タイ国家経済社会開発委員会(NESDC)は11月17日、2025年第3四半期(7~9月)の実質GDP成長率が前年同期比1.2%(前期2.8%)と減速、前期比はマイナス0.6%(前期0.5%)だったと公表した。

生産項目別で成長率をみると、農業が主要作物の生産減少により、前年同期比1.9%(前期6.4%)と減速し、非農業でも1.2%(2.5%)に成長が鈍化した。非農業のうち工業部門は、製造業の減少などにより、マイナス1.0%(0.8%)と悪化し、サービス部門は、宿泊・飲食サービス、運輸・倉庫、金融保険、医療・福祉関連活動の成長鈍化により、2.3%(3.4%)と減速した。

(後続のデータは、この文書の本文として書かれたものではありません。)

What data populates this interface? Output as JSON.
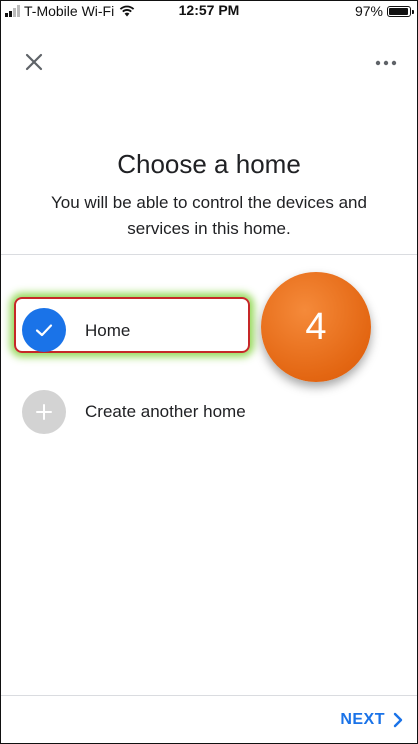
{
  "status_bar": {
    "carrier": "T-Mobile Wi-Fi",
    "time": "12:57 PM",
    "battery": "97%",
    "battery_level": 0.97,
    "wifi_icon": "wifi-icon",
    "signal_icon": "signal-bars-icon"
  },
  "header": {
    "close_icon": "close-icon",
    "more_icon": "more-horizontal-icon"
  },
  "main": {
    "title": "Choose a home",
    "subtitle": "You will be able to control the devices and services in this home.",
    "options": [
      {
        "label": "Home",
        "selected": true,
        "icon": "check-icon"
      },
      {
        "label": "Create another home",
        "selected": false,
        "icon": "plus-icon"
      }
    ]
  },
  "annotation": {
    "step_number": "4",
    "badge_color": "#e8711a",
    "highlight_color": "#c62828",
    "glow_color": "#82d23c"
  },
  "footer": {
    "next_label": "NEXT",
    "next_icon": "chevron-right-icon"
  },
  "colors": {
    "accent": "#1a73e8",
    "inactive": "#d3d3d3",
    "text": "#202124"
  }
}
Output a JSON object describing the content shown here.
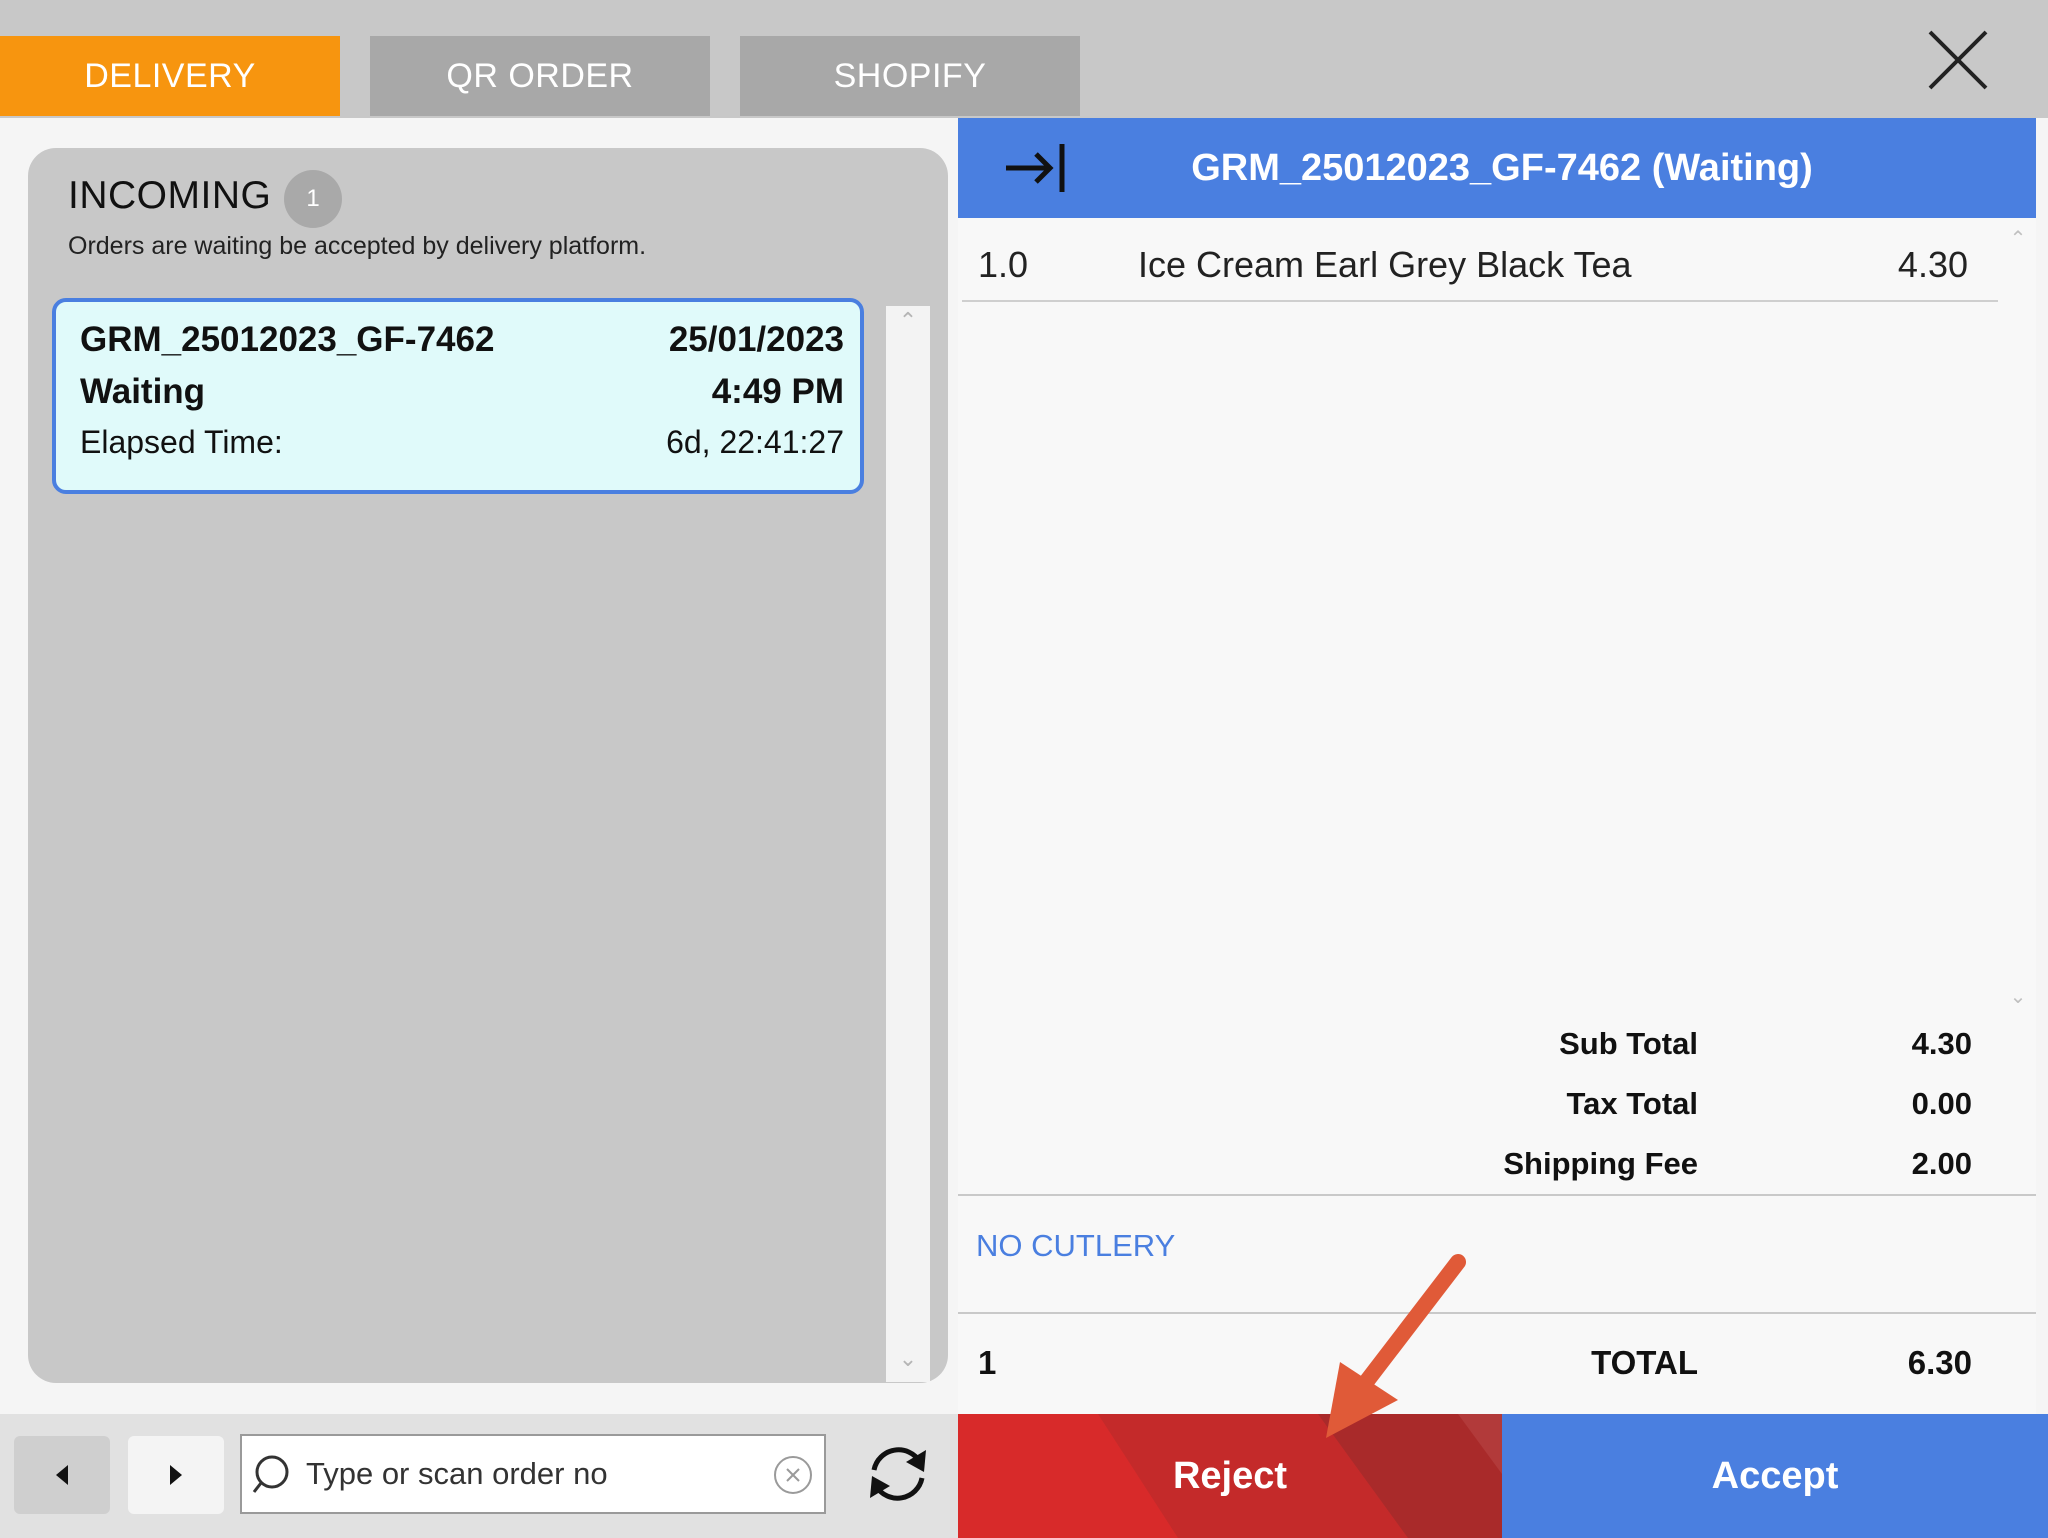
{
  "tabs": [
    {
      "label": "DELIVERY",
      "active": true
    },
    {
      "label": "QR ORDER",
      "active": false
    },
    {
      "label": "SHOPIFY",
      "active": false
    }
  ],
  "incoming": {
    "title": "INCOMING",
    "count": "1",
    "subtitle": "Orders are waiting be accepted by delivery platform."
  },
  "order_card": {
    "order_no": "GRM_25012023_GF-7462",
    "date": "25/01/2023",
    "status": "Waiting",
    "time": "4:49 PM",
    "elapsed_label": "Elapsed Time:",
    "elapsed_value": "6d,  22:41:27"
  },
  "detail": {
    "header_title": "GRM_25012023_GF-7462 (Waiting)",
    "items": [
      {
        "qty": "1.0",
        "name": "Ice Cream Earl Grey Black Tea",
        "price": "4.30"
      }
    ],
    "summary": {
      "subtotal_label": "Sub Total",
      "subtotal": "4.30",
      "tax_label": "Tax Total",
      "tax": "0.00",
      "shipping_label": "Shipping Fee",
      "shipping": "2.00"
    },
    "note": "NO CUTLERY",
    "total_qty": "1",
    "total_label": "TOTAL",
    "total": "6.30"
  },
  "search": {
    "placeholder": "Type or scan order no"
  },
  "actions": {
    "reject_label": "Reject",
    "accept_label": "Accept"
  },
  "colors": {
    "accent_orange": "#f7950f",
    "primary_blue": "#4a7fe0",
    "reject_red": "#d82a2a"
  },
  "icons": {
    "close": "close-icon",
    "collapse": "collapse-arrow-icon",
    "prev": "caret-left-icon",
    "next": "caret-right-icon",
    "search": "search-icon",
    "clear": "clear-icon",
    "refresh": "refresh-icon"
  }
}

需要項目別で成長率をみると、内需では、民間消費支出が前年同期比2.6%となり、前期(2.6%)と同水準となった。これは、食料品や非アルコール飲料が拡大したことにより、非耐久財への支出が増加した一方、旅行客の減少によるサービス支出の減速したことが影響した。また、政府消費支出はマイナス3.9%と、前期(2.2%)から悪化した。一方、総固定資本形成は1.1%と、前期(5.8%)から鈍化した。政府部門の投資がマイナス5.3%と、政府の建設投資減少を反映し、前期(10.1%)から反落した。民間部門の投資支出は、建設の改善により、4.2%と前期(4.1%)から成長が継続した。

外需では、財・サービス輸入は、原材料や中間財が加速したものの、消費財や資本財の輸入減少により、前年同期比4.6%と前期(10.9%)から減速した。また、財・サービス輸出も6.9%で、前期(11.2%)から鈍化した。財輸出は、米などの農産品の輸出が減少したものの、コンピュータ、コンピュータ部品、集積回路が世界的需要を背景に支えた。一方、サービス輸出は、外国人旅行客数の減少に伴い悪化した。

また、NESDCは2025年の実質GDP成長率を、2024年の2.5%から2.0%に減速すると予測し、2026年については、1.2~2.2%(中間値1.7%)を予測した。政府の消費刺激策や観光産業の回復、農産品の増加による民間消費と民間投資の内需拡大を見込んだ一方、米国の関税政策、世界経済の減速、家計債務問題、世界的な経済・金融情勢の不安定さ、総選挙実施による政治的・経済的不確実性といった経済成長のリスク要因を挙げた。